Alberto Barrantes C..   1 julio
Los educadores consultados consideran que no existen espacios colegiados de discusión para promover y planificar el uso de tecnología para la mejorar los aprendizajes en las universidades.

Un docente mal preparado y que no recibe formación después de graduarse es incapaz de ser efectivo. Más allá de que no enseñe, el problema es la desmotivación que impregna en sus estudiantes ante la incapacidad para ofrecer materiales interactivos y metodologías que capten el interés de su clase.

Un estudio regional del Banco Interamericano de Desarrollo (BID) y el Tecnológico de Monterrey revela que tres de cada cuatro docentes universitarios no se sienten preparados para incorporarse y ser efectivos en los entornos virtuales. La mayoría aduce falta de formación y falta de acceso a recursos tecnológicos en sus hogares para hacer efectivas las lecciones.

El resultado: universitarios que solo se conectan a videollamadas para completar cursos y avanzar en sus carreras, sin necesariamente completar habilidades básicas para llegar al mercado laboral, sin que el aprendizaje sea efectivo ni el entorno sea el adecuado:en otras palabras, un engaño sobre lo que significa aprender y una deficiencia importante sobre la calidad de profesionales que gradúan.

En la educación superior, la pandemia ha afectado a más de 26 millones de estudiantes y 1.4 millones de docentes que pasaron un ambiente de enseñanza remota para continuar con los procesos educativos.

En el informe “E-learning en la educación de América Latina”, preparado por la OCDE y publicado en el año 2015, ya se señalaba que “la educación superior en América Latina presenta una baja calidad y pobre en comparación con el parámetro internacional (...) Solo el 16% de las universidades de la región ya tenían un modelo hibrido (virtual-presencial) y hay una brecha importante entre lo que gradúan las universidades y las demandas del sector productivo”, señala el informe.

No es opcional. Con la pandemia, el aprendizaje en línea ya no es una opción. El camino es un modelo de educación híbrida que integre aula virtuales con presencialidad. Sin embargo, para que esto no sea un engaño a la formación de los futuros profesionales, será necesaria más formación del personal docente de las universidades e innovación. “Es necesario graduar profesionales con habilidades para el emprendimiento y la innovación, con la finalidad de estimular el autoempleo de calidad y no solo formar asalariados”, afirma el último informe del Estado de la Educación (2019).

La educación superior no puede conformarse solo con plataformas virtuales para subir ensayos y realizar foros con comentarios vacíos. Ese tipo de ejercicios se alejan del sentido de interacción que demanda el e-learning y de la necesidad de estimular cooperación para la resolución de problemas en el entorno universitario.
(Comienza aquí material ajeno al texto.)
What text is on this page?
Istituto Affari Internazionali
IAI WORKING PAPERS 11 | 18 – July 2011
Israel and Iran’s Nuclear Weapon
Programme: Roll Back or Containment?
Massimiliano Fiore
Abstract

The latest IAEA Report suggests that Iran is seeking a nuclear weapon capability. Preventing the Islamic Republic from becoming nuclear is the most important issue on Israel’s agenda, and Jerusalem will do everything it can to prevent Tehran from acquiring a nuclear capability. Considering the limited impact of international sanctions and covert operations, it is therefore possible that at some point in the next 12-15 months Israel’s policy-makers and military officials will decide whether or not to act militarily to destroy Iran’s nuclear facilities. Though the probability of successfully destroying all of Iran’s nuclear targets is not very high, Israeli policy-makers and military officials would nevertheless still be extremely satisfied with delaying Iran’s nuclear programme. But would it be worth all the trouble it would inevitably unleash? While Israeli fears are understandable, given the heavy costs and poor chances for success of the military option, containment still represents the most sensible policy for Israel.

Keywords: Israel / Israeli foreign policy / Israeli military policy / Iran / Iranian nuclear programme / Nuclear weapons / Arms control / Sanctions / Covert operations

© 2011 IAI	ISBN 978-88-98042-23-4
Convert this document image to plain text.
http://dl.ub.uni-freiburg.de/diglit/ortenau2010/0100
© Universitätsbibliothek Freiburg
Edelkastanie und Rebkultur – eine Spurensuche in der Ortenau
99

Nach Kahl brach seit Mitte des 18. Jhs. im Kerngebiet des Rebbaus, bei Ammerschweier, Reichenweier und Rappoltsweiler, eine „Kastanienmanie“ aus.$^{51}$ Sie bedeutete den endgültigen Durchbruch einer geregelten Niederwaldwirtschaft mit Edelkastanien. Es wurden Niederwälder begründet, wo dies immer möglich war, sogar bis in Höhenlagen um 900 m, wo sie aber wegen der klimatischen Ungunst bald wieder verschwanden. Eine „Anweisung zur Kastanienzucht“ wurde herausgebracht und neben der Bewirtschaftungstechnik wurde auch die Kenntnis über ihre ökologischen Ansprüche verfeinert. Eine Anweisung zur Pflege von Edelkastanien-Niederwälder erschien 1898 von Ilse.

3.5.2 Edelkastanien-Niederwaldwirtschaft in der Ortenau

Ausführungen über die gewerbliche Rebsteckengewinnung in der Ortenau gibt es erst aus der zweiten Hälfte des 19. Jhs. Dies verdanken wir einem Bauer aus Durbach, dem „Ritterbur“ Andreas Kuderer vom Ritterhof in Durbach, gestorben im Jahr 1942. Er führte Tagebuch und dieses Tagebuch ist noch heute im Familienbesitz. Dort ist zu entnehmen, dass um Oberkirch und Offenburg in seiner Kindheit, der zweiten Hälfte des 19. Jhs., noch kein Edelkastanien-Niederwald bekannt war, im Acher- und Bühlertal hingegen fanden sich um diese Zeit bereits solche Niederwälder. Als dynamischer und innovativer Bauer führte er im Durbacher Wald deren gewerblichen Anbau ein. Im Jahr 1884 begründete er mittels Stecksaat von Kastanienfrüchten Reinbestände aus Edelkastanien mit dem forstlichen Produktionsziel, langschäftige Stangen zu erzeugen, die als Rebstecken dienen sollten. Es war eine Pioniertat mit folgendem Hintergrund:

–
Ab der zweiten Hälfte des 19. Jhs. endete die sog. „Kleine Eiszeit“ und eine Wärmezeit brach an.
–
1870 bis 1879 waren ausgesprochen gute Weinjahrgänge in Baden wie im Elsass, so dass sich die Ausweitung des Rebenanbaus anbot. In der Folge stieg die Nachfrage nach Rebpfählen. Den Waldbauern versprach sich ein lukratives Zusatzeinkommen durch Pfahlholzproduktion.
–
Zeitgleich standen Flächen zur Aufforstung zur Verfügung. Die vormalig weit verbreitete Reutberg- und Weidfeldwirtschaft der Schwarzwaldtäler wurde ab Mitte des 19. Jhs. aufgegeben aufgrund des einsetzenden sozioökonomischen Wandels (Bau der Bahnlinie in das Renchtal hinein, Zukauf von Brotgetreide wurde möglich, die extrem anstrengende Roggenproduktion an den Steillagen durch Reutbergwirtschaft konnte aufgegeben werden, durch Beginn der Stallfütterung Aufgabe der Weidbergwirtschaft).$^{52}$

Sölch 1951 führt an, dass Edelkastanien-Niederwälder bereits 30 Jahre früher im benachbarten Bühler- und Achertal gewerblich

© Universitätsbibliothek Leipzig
Para los docentes de educación superior consultados en el estudio regional del BID (Costa Rica, Ecuador, México, Argentina, Chile, Perú y Colombia) la falta de capacitación efectiva y el acceso a Internet se perciben como los principales retos para la incorporación de tecnologías digitales en las universidades y la mitad de ellos considera que otro de los problemas es que no existen espacios de discusión para promover y planificar el uso de tecnología para la mejorar los aprendizajes.

Entre los hallazgos del estudio, el 25% considera que su institución no tiene una visión de cómo utilizar las tecnologías digitales para mejorar la enseñanza y el aprendizaje.

Tal y como señala el último informe del Estado de la Educación (2019) “la innovación es clave para ampliar las oportunidades de los jóvenes y enfrentar con éxito los desafíos de la cuarta revolución industrial”. Mantener el statu quo de una educación superior que ofrece pobres lecciones virtuales a sus estudiantes es un engaño social, cuyo precio lo pagamos entre todos, mientras se imprimen títulos universitarios a profesionales que contarán con escasas o nulas oportunidades en el mercado laboral.